À Tilt, ela relata como o racismo e o machismo a obrigaram a criar estratégias para conseguir trabalhos. Ela matem dois perfis profissionais: um em que ela é ela mesma, Maria Rita, desenvolvedora, mulher gorda e negra; e outro em que ela diz ser um homem branco.
"É onde eu consigo mais trabalho. Faço as entregas como elas devem ser feitas, mas as pessoas acham que estão recebendo de um homem (branco), então elas pagam (pelo trabalho) com alguma decência", diz.
Maria Rita disse ter chegado ao limite e que tem pensado cada vez mais em deixar de trabalhar com tecnologia.
A gente precisa, claro, romper as barreiras do racismo, do machismo e ocupar todos os espaços. Mas eu cansei de fazer isso sozinha. (...) Eu não quero mais trabalhar seis vezes para ganhar uma vez por causa da aparência que eu tenho
Maria Rita Casagrande, desenvolvedora full stack
O mundo da publicidade não é tão diferente do da tecnologia. A fotógrafa Camila Matias Tuon assina a maioria das fotos presentes no banco. Ela mantém uma empresa de direção criativa com uma sócia, a Cegê, e conta que as duas estão cansadas de ver sets de filmagem, equipes de fotografia e cargos de liderança compostos por homens brancos.

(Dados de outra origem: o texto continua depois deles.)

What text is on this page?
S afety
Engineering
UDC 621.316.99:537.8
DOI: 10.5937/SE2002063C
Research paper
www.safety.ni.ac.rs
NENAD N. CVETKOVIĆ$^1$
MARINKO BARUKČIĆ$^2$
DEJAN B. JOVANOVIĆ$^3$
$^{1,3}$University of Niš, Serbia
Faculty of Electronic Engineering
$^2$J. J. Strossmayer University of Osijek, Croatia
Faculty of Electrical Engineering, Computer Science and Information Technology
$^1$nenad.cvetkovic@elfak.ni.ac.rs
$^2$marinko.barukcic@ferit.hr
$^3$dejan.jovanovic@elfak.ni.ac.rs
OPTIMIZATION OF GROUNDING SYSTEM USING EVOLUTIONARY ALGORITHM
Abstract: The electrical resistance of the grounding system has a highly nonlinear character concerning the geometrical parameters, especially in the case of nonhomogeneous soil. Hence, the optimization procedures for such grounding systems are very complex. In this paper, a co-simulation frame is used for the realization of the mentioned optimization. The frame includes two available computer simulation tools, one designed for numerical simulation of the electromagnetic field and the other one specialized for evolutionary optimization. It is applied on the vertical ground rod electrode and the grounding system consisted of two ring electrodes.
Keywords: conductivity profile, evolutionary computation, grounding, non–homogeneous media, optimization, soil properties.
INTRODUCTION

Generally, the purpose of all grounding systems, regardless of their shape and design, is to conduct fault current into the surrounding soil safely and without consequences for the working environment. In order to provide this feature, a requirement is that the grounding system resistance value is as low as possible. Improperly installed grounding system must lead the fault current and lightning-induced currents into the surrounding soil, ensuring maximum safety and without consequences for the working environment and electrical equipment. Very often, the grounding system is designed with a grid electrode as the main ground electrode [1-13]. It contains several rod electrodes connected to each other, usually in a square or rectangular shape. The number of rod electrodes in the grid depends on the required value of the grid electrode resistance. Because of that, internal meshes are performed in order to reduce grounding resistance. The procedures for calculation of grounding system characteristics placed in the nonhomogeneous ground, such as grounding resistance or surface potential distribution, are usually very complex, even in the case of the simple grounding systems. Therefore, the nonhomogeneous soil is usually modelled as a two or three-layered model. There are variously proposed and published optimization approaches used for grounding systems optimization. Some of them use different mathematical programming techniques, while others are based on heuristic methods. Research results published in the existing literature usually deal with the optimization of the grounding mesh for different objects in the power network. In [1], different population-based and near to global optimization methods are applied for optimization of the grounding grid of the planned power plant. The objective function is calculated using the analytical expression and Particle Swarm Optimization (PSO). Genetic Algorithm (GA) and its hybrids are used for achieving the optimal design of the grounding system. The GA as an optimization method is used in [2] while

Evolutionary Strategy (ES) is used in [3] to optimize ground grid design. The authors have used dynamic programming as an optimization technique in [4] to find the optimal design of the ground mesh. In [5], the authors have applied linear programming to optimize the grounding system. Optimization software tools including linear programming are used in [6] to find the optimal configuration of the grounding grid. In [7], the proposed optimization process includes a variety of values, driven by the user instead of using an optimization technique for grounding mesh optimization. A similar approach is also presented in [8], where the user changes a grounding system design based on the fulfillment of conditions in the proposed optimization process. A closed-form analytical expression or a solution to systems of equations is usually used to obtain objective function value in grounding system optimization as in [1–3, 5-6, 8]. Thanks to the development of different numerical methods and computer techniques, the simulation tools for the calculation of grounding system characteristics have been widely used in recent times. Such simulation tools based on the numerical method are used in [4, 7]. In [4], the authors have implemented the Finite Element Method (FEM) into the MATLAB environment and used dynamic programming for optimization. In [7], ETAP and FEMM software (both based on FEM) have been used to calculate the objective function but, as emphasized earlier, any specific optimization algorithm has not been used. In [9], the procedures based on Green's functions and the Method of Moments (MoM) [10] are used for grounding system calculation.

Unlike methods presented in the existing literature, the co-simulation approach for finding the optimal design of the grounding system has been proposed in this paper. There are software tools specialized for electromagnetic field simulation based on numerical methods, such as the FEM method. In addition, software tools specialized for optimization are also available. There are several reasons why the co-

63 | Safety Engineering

Tuon diz ainda que existe uma tendência crescente na publicidade de ter mulheres negras como protagonistas de campanhas, porque "a pele é linda, todo mundo quer ser preto e mostrar brasilidade, diversidade", mas no fim das contas só tem pessoas brancas nos créditos, "o mesmo pessoal de sempre da publicidade", completa.
"Somos duas mulheres pretas na direção para mudar um pouco dessa estrutura branca, machista", diz.
Foco no mercado publicitário
Se as primeiras fotos colocadas no YGB eram de Joana Mendes, da irmã dela e de uma amiga, feitas por uma fotógrafa que a criadora do projeto havia contratado com o dinheiro arrecadado em um financiamento coletivo, as últimas são resultado de uma parceria com as Havaianas, marca brasileira de sandálias conhecida mundialmente.
Maria Rita Casagrande acabou sendo chamada também para modelar na campanha publicitária. "Minha cara estava estampada no metrô de São Paulo, né? Então, foi bem grandioso e importante fazer parte disso".
Para isso, ela diz que precisou passar por cima de questões pessoais relacionadas ao seu corpo. Fazer parte do projeto significou não precisar se espremer em nenhuma peça ou se sentir envergonhada porque a maquiagem deixou seu rosto cinza ou com uma cara de palhaço, diz.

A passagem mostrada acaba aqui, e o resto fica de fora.